# Padded snowboarding pants or impact shorts or both?



## ardrian (Jan 23, 2020)

I want to begin snowboarding and it is hard for me to decide what snowboarding pants to buy and if it makes sense with impact shorts or not?

I wonder what is better, snowboarding padded pants (as outer layer) or snowboarding non padded pants (also as outer layer) and impact shorts under them? Should I buy both?

Because the outer snowboarding padded pants are generously padded at knees and buttocks I wonder does it still makes sense to be used them with impact shorts as both have padding in the buttocks. Padding over padding does it makes sense?

Also I wonder why most people use impact shorts while there are now padded snowboarding pants that include everything that impact shorts have? Are snowboarding padded pants not reliable enough? What you would recommend me to buy?


----------



## lab49232 (Sep 13, 2011)

Actually most people don't use either. But definitely no need to double up. If you really wanna avoid the aches and falls that teach you not to do that again just pick one and go with it.


----------



## bazman (Jan 15, 2017)

I think for beginners it's good to protect your knees as well as tailbone, so the padded pants would be a good option. If you get those you don't need impact shorts as well


----------



## Radialhead (Jan 3, 2018)

Impact shorts all day long. That first heel-edge catch can leave you in pain for months. I was away with three friends last week, two of whom were in a lot of pain by the second half of the week after landing hard on their arses (it was really icy). One of them was a beginner, the other a very experienced shop owner, so it can happen at any level with a bit of bad luck. Get wrist guards too. And if your livelihood depends on your health, body armour like the Demon FlexForce X D30 top. My beginner friend badly bruised his ribs last week too - more unnecessary pain.


----------



## ardrian (Jan 23, 2020)

Radialhead said:


> Impact shorts all day long. That first heel-edge catch can leave you in pain for months. I was away with three friends last week, two of whom were in a lot of pain by the second half of the week after landing hard on their arses (it was really icy). One of them was a beginner, the other a very experienced shop owner, so it can happen at any level with a bit of bad luck. Get wrist guards too. And if your livelihood depends on your health, body armour like the Demon FlexForce X D30 top. My beginner friend badly bruised his ribs last week too - more unnecessary pain.

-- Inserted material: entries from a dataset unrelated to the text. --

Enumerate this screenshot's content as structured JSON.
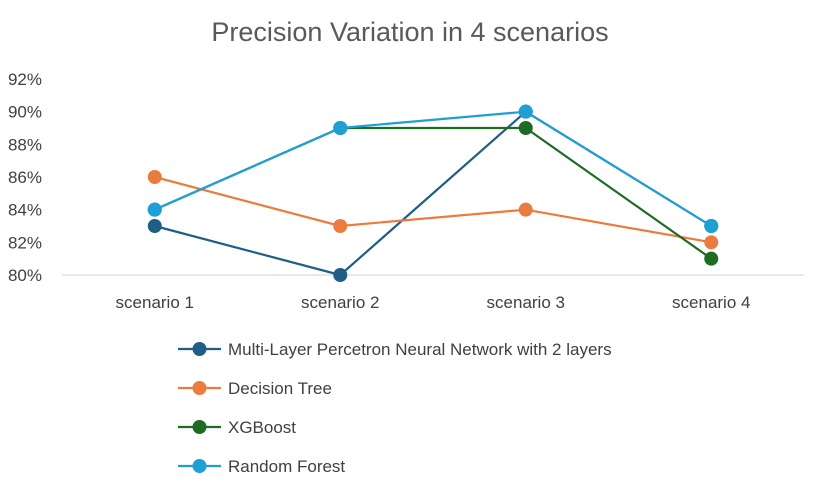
{
  "chart_data": {
    "type": "line",
    "title": "Precision Variation in 4 scenarios",
    "xlabel": "",
    "ylabel": "",
    "categories": [
      "scenario 1",
      "scenario 2",
      "scenario 3",
      "scenario 4"
    ],
    "y_ticks": [
      "80%",
      "82%",
      "84%",
      "86%",
      "88%",
      "90%",
      "92%"
    ],
    "ylim": [
      80,
      92
    ],
    "y_unit": "%",
    "grid": false,
    "legend_position": "bottom",
    "series": [
      {
        "name": "Multi-Layer Percetron Neural Network with 2 layers",
        "color": "#1f5f85",
        "values": [
          83,
          80,
          90,
          83
        ]
      },
      {
        "name": "Decision Tree",
        "color": "#e97c3e",
        "values": [
          86,
          83,
          84,
          82
        ]
      },
      {
        "name": "XGBoost",
        "color": "#1e6b24",
        "values": [
          84,
          89,
          89,
          81
        ]
      },
      {
        "name": "Random Forest",
        "color": "#1e9fd6",
        "values": [
          84,
          89,
          90,
          83
        ]
      }
    ]
  }
}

My question was if padded pants replace impact shorts and if this replacement is better than impact sorts or worse. I thought that maybe the padding on the impact shorts might move when they are under the snowboarding pants so the protection to the impact might be worse. Maybe the padding on the snowboarding pants stays in place and not moves.


----------



## Radialhead (Jan 3, 2018)

ardrian said:


> My question was if padded pants replace impact shorts and if this replacement is better than impact sorts or worse. I thought that maybe the padding on the impact shorts might move when they are under the snowboarding pants so the protection to the impact might be worse. Maybe the padding on the snowboarding pants stays in place and not moves.

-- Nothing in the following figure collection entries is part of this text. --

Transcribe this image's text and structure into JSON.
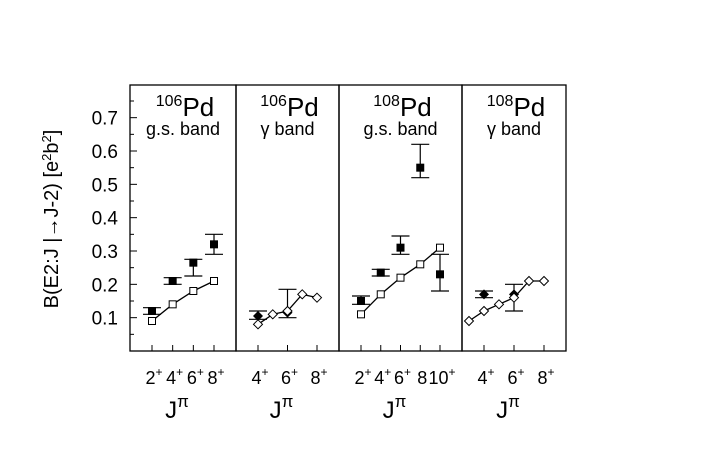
{
  "y_axis": {
    "label_parts": [
      "B(E2:J ",
      "|→",
      "J-2) [e",
      "2",
      "b",
      "2",
      "]"
    ],
    "ticks": [
      "0.1",
      "0.2",
      "0.3",
      "0.4",
      "0.5",
      "0.6",
      "0.7"
    ]
  },
  "colors": {
    "ink": "#000000",
    "background": "#ffffff"
  },
  "chart_data": [
    {
      "type": "scatter",
      "panel_title": {
        "mass": "106",
        "element": "Pd",
        "band": "g.s. band"
      },
      "xlabel": "Jπ",
      "ylim": [
        0.0,
        0.77
      ],
      "x_ticks": [
        {
          "x": 2,
          "label": "2",
          "sup": "+"
        },
        {
          "x": 4,
          "label": "4",
          "sup": "+"
        },
        {
          "x": 6,
          "label": "6",
          "sup": "+"
        },
        {
          "x": 8,
          "label": "8",
          "sup": "+"
        }
      ],
      "series": [
        {
          "marker": "filled-square",
          "points": [
            {
              "x": 2,
              "y": 0.12,
              "err_low": 0.11,
              "err_high": 0.13
            },
            {
              "x": 4,
              "y": 0.21,
              "err_low": 0.2,
              "err_high": 0.22
            },
            {
              "x": 6,
              "y": 0.265,
              "err_low": 0.225,
              "err_high": 0.275
            },
            {
              "x": 8,
              "y": 0.32,
              "err_low": 0.29,
              "err_high": 0.35
            }
          ]
        },
        {
          "marker": "open-square",
          "line": true,
          "points": [
            {
              "x": 2,
              "y": 0.09
            },
            {
              "x": 4,
              "y": 0.14
            },
            {
              "x": 6,
              "y": 0.18
            },
            {
              "x": 8,
              "y": 0.21
            }
          ]
        }
      ]
    },
    {
      "type": "scatter",
      "panel_title": {
        "mass": "106",
        "element": "Pd",
        "band": "γ band"
      },
      "xlabel": "Jπ",
      "ylim": [
        0.0,
        0.77
      ],
      "x_ticks": [
        {
          "x": 4,
          "label": "4",
          "sup": "+"
        },
        {
          "x": 6,
          "label": "6",
          "sup": "+"
        },
        {
          "x": 8,
          "label": "8",
          "sup": "+"
        }
      ],
      "series": [
        {
          "marker": "filled-diamond",
          "points": [
            {
              "x": 4,
              "y": 0.105,
              "err_low": 0.095,
              "err_high": 0.12
            },
            {
              "x": 6,
              "y": 0.115,
              "err_low": 0.1,
              "err_high": 0.185
            }
          ]
        },
        {
          "marker": "open-diamond",
          "line": true,
          "points": [
            {
              "x": 4,
              "y": 0.08
            },
            {
              "x": 5,
              "y": 0.11
            },
            {
              "x": 6,
              "y": 0.12
            },
            {
              "x": 7,
              "y": 0.17
            },
            {
              "x": 8,
              "y": 0.16
            }
          ]
        }
      ]
    },
    {
      "type": "scatter",
      "panel_title": {
        "mass": "108",
        "element": "Pd",
        "band": "g.s. band"
      },
      "xlabel": "Jπ",
      "ylim": [
        0.0,
        0.77
      ],
      "x_ticks": [
        {
          "x": 2,
          "label": "2",
          "sup": "+"
        },
        {
          "x": 4,
          "label": "4",
          "sup": "+"
        },
        {
          "x": 6,
          "label": "6",
          "sup": "+"
        },
        {
          "x": 8,
          "label": "8",
          "sup": ""
        },
        {
          "x": 10,
          "label": "10",
          "sup": "+"
        }
      ],
      "series": [
        {
          "marker": "filled-square",
          "points": [
            {
              "x": 2,
              "y": 0.15,
              "err_low": 0.14,
              "err_high": 0.165
            },
            {
              "x": 4,
              "y": 0.235,
              "err_low": 0.225,
              "err_high": 0.245
            },
            {
              "x": 6,
              "y": 0.31,
              "err_low": 0.29,
              "err_high": 0.345
            },
            {
              "x": 8,
              "y": 0.55,
              "err_low": 0.52,
              "err_high": 0.62
            },
            {
              "x": 10,
              "y": 0.23,
              "err_low": 0.18,
              "err_high": 0.29
            }
          ]
        },
        {
          "marker": "open-square",
          "line": true,
          "points": [
            {
              "x": 2,
              "y": 0.11
            },
            {
              "x": 4,
              "y": 0.17
            },
            {
              "x": 6,
              "y": 0.22
            },
            {
              "x": 8,
              "y": 0.26
            },
            {
              "x": 10,
              "y": 0.31
            }
          ]
        }
      ]
    },
    {
      "type": "scatter",
      "panel_title": {
        "mass": "108",
        "element": "Pd",
        "band": "γ band"
      },
      "xlabel": "Jπ",
      "ylim": [
        0.0,
        0.77
      ],
      "x_ticks": [
        {
          "x": 4,
          "label": "4",
          "sup": "+"
        },
        {
          "x": 6,
          "label": "6",
          "sup": "+"
        },
        {
          "x": 8,
          "label": "8",
          "sup": "+"
        }
      ],
      "series": [
        {
          "marker": "filled-diamond",
          "points": [
            {
              "x": 4,
              "y": 0.17,
              "err_low": 0.16,
              "err_high": 0.18
            },
            {
              "x": 6,
              "y": 0.17,
              "err_low": 0.12,
              "err_high": 0.2
            }
          ]
        },
        {
          "marker": "open-diamond",
          "line": true,
          "points": [
            {
              "x": 3,
              "y": 0.09
            },
            {
              "x": 4,
              "y": 0.12
            },
            {
              "x": 5,
              "y": 0.14
            },
            {
              "x": 6,
              "y": 0.16
            },
            {
              "x": 7,
              "y": 0.21
            },
            {
              "x": 8,
              "y": 0.21
            }
          ]
        }
      ]
    }
  ]
}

The padding won't move in impact shorts, they're snug fitting. It's more likely to be in the wrong place in the pants unless you wear them tight. Plus the shorts will last a long time, whereas the pants can get damaged very easily. Presumably the padded ones would be more expensive to replace.


----------



## ardrian (Jan 23, 2020)

Thank you for the answer. Before your answer it seemed for me that the solution with everything included in one item is the best engineered solution.

Maybe I should show you guys what I intend to buy.

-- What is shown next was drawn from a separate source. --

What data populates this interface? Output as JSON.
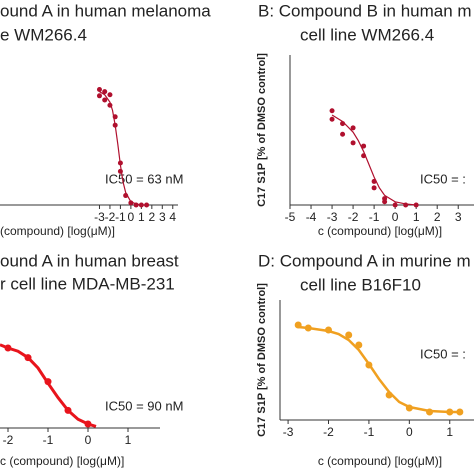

The impact shorts I am thinking buying
04 - Snowboard - DSH 100 Adult - Black
It seems that they have tail bone and hips protection but not so much for buttocks.
The pants I intend to buy have warm seat and removable knee pads.
04 - Snowboard - Men's SNB PA 500 - Burgundy
So maybe they don’t overlap in the protection they offer and maybe should be used together. The shorts don’t have knee pads, only these pants have.

Warm seat equals buttocks protection?

Is that a kind of overlapping or almost not overlapping at all?


----------



## snow & pow adventures (Oct 28, 2020)

I use burton impact shorts and they saved my hips and ass many times.
Nice, low profile, no issue wearing them under snb pants, no bulky look.

They also give you awesome protection from cold, when you sit on the chair lift


----------